I am, for the most part, a patient man, and I like to take things somewhat slowly. I would make a great besieger, in fact, I have laid two sieges in the last three years. Thus, the point of this post. Back in the grand day of Vauban, he of the star-shaped fortified towns, siege craft was an art form. You dug your approaching trenches, you mined under the walls, and tried to create a breach of the city's walls. That done, and depending on how you felt about the town you were besieging, you gave your loyal troops 3 to 7 days to rob, pillage, rape, and burn the place until their hearts were content.

However, usually it was considered the proper thing to do to let the besieged city, once they knew their game was up, to allow them to surrender with honor, and to allow the city to be saved being sacked by your troops. It showed that you weren't the bad egg your enemies had made you out to be, and allowed you to keep from getting too terribly many people killed.

Then, as with most things, someone had to go and spoil the rules by which the game of siege was played by, and thus you got the fight until the last man type of siege. The sieges of the Vietnam War, and of Korea. The really dirty sieges that didn't allow for honor, and didn't really care about the human cost, the goal was to win at all costs.

The two sieges I laid were one of each, both were, eventually, successful, but both had different costs. One was quite simply war at it worst, there was no quarter asked for, nor any quarter was received. It was a long, drawn out affair, and the eventually success I obtained was all the sweeter for the fact that I was, at first, the offended party. In fact, it was that offense, which the person giving offense might not have even realized what they had done, that lead to the siege taking place in the first place. I said I was a patient man, I did not say I was a pleasant man. Truth be told, I am not sure the besieged ever really knew that they were surrounded, or that I was, in fact, besieging them. Maybe that is the best kind of siege to endure, the kind that you don't know is happening, and even after your city 'falls' you really don't understand the reason behind it. For the besieged, that is probably as good as it gets. Ignorance being bliss. 

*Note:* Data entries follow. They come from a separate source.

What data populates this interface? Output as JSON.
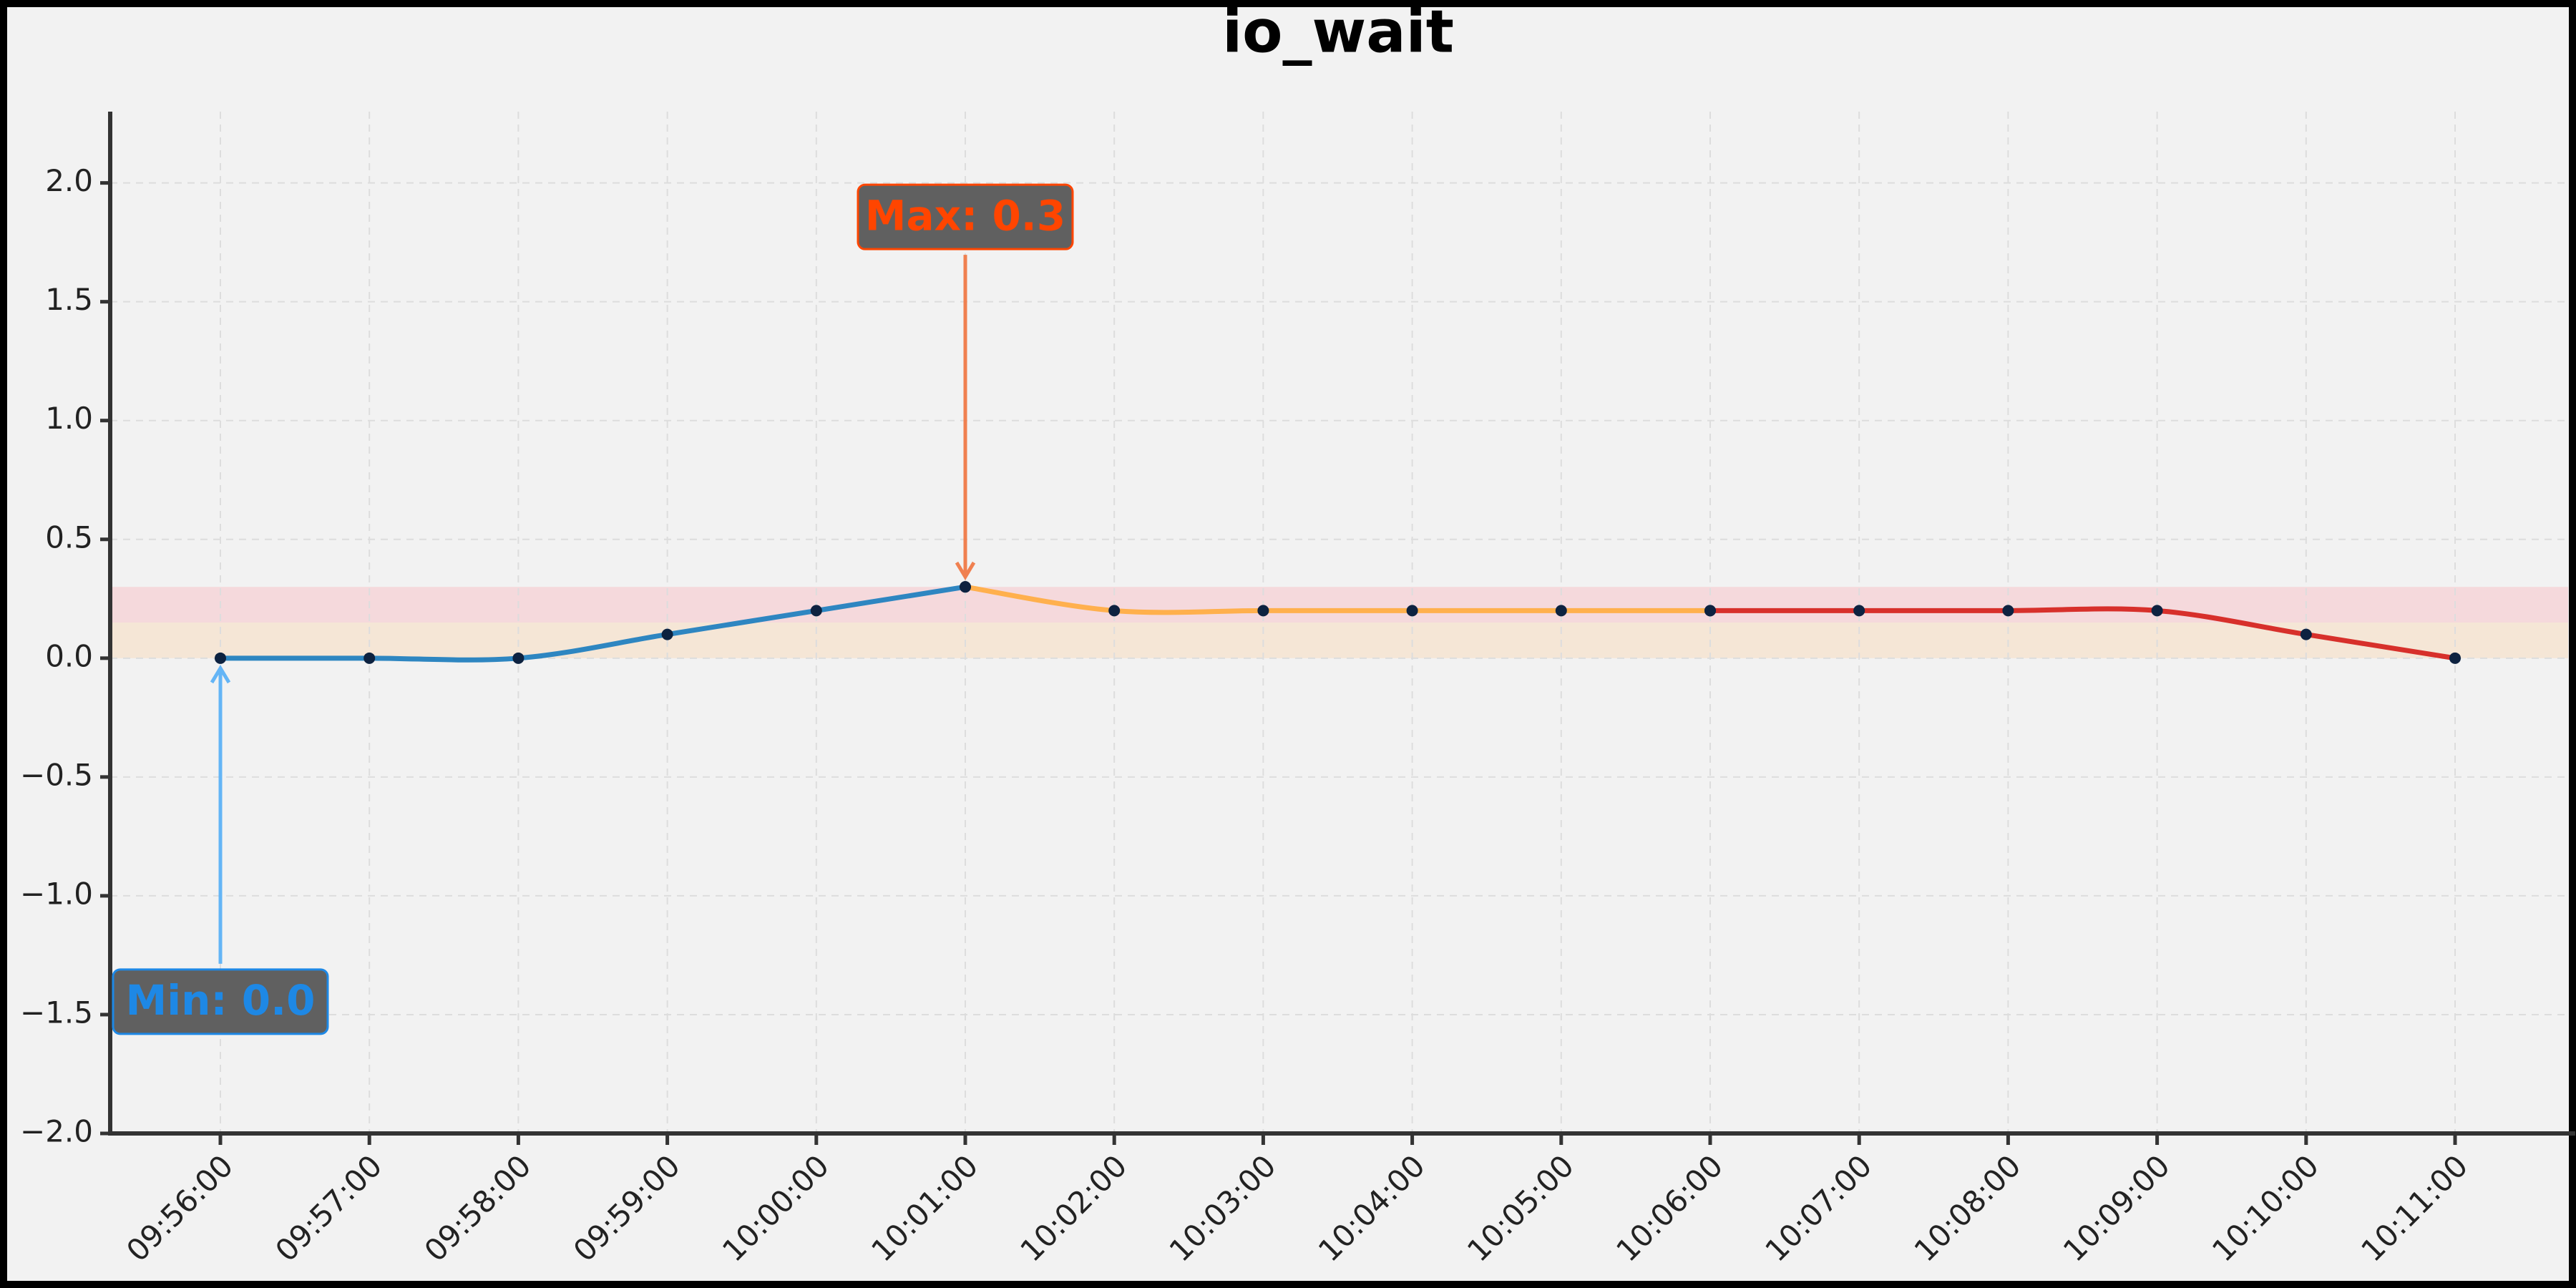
{
  "chart_data": {
    "type": "line",
    "title": "io_wait",
    "categories": [
      "09:56:00",
      "09:57:00",
      "09:58:00",
      "09:59:00",
      "10:00:00",
      "10:01:00",
      "10:02:00",
      "10:03:00",
      "10:04:00",
      "10:05:00",
      "10:06:00",
      "10:07:00",
      "10:08:00",
      "10:09:00",
      "10:10:00",
      "10:11:00"
    ],
    "series": [
      {
        "color": "#2e86c1",
        "values": [
          0.0,
          0.0,
          0.0,
          0.1,
          0.2,
          0.3,
          null,
          null,
          null,
          null,
          null,
          null,
          null,
          null,
          null,
          null
        ]
      },
      {
        "color": "#ffb04d",
        "values": [
          null,
          null,
          null,
          null,
          null,
          0.3,
          0.2,
          0.2,
          0.2,
          0.2,
          0.2,
          null,
          null,
          null,
          null,
          null
        ]
      },
      {
        "color": "#d7302b",
        "values": [
          null,
          null,
          null,
          null,
          null,
          null,
          null,
          null,
          null,
          null,
          0.2,
          0.2,
          0.2,
          0.2,
          0.1,
          0.0
        ]
      }
    ],
    "marker_color": "#0d2240",
    "ylim": [
      -2.0,
      2.3
    ],
    "yticks": [
      {
        "value": -2.0,
        "label": "−2.0"
      },
      {
        "value": -1.5,
        "label": "−1.5"
      },
      {
        "value": -1.0,
        "label": "−1.0"
      },
      {
        "value": -0.5,
        "label": "−0.5"
      },
      {
        "value": 0.0,
        "label": "0.0"
      },
      {
        "value": 0.5,
        "label": "0.5"
      },
      {
        "value": 1.0,
        "label": "1.0"
      },
      {
        "value": 1.5,
        "label": "1.5"
      },
      {
        "value": 2.0,
        "label": "2.0"
      }
    ],
    "grid": true,
    "bands": [
      {
        "from": 0.0,
        "to": 0.15,
        "color": "#f5e6d6"
      },
      {
        "from": 0.15,
        "to": 0.3,
        "color": "#f5d9dc"
      }
    ],
    "annotations": [
      {
        "text": "Max: 0.3",
        "index": 5,
        "value": 0.3,
        "color": "#ff4500",
        "arrow_color": "#f08050"
      },
      {
        "text": "Min: 0.0",
        "index": 0,
        "value": 0.0,
        "color": "#1e88e5",
        "arrow_color": "#64b5f6"
      }
    ]
  }
}
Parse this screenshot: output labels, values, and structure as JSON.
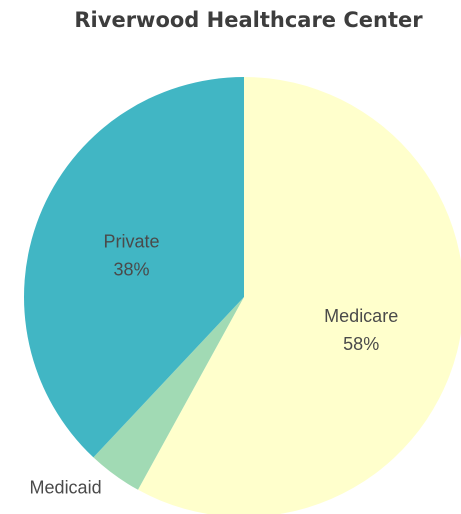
{
  "chart_data": {
    "type": "pie",
    "title": "Riverwood Healthcare Center",
    "slices": [
      {
        "label": "Medicare",
        "value": 58,
        "percent_label": "58%",
        "color": "#ffffcc"
      },
      {
        "label": "Medicaid",
        "value": 4,
        "percent_label": "",
        "color": "#a1dab4"
      },
      {
        "label": "Private",
        "value": 38,
        "percent_label": "38%",
        "color": "#41b6c4"
      }
    ],
    "start_angle": "12 o'clock",
    "direction": "clockwise",
    "legend": "none"
  }
}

Those type of sieges are still quite fun for the besieging army as sieges can get. The fact that your (eventual) success has gone (mostly) unnoticed should not detract from the fact that it was still a success. In many ways this type of siege is the best type. All you have to know is that you are winning, and that you will win, your target doesn't really need the knowledge about their loss. It would probably just hurt their feelings anyway, and you've probably already done that once or twice anyway.

The second siege that I (most recently) successfully concluded was more of the 'surrender with honor' type of siege. It has been a siege of just over two years, and while their were losses, they were not huge losses. Don't get me wrong, this siege had its nasty moments, and for a while it looked to be a bit of a 'fight till the bitter end' type of siege, but eventually, finally, good sense, and good manners prevailed. It was in some way better, and in some ways worse than the first successful siege, but that is a story for another day. The sweetness of the victory is slightly different than that of the first siege, but by no means is it less sweet for that. After all, two years is a long time to besiege a city, any city, and when it eventually falls, by hook, or crook, or a lot of booze, fall it has, and to the victor belong the spoils right?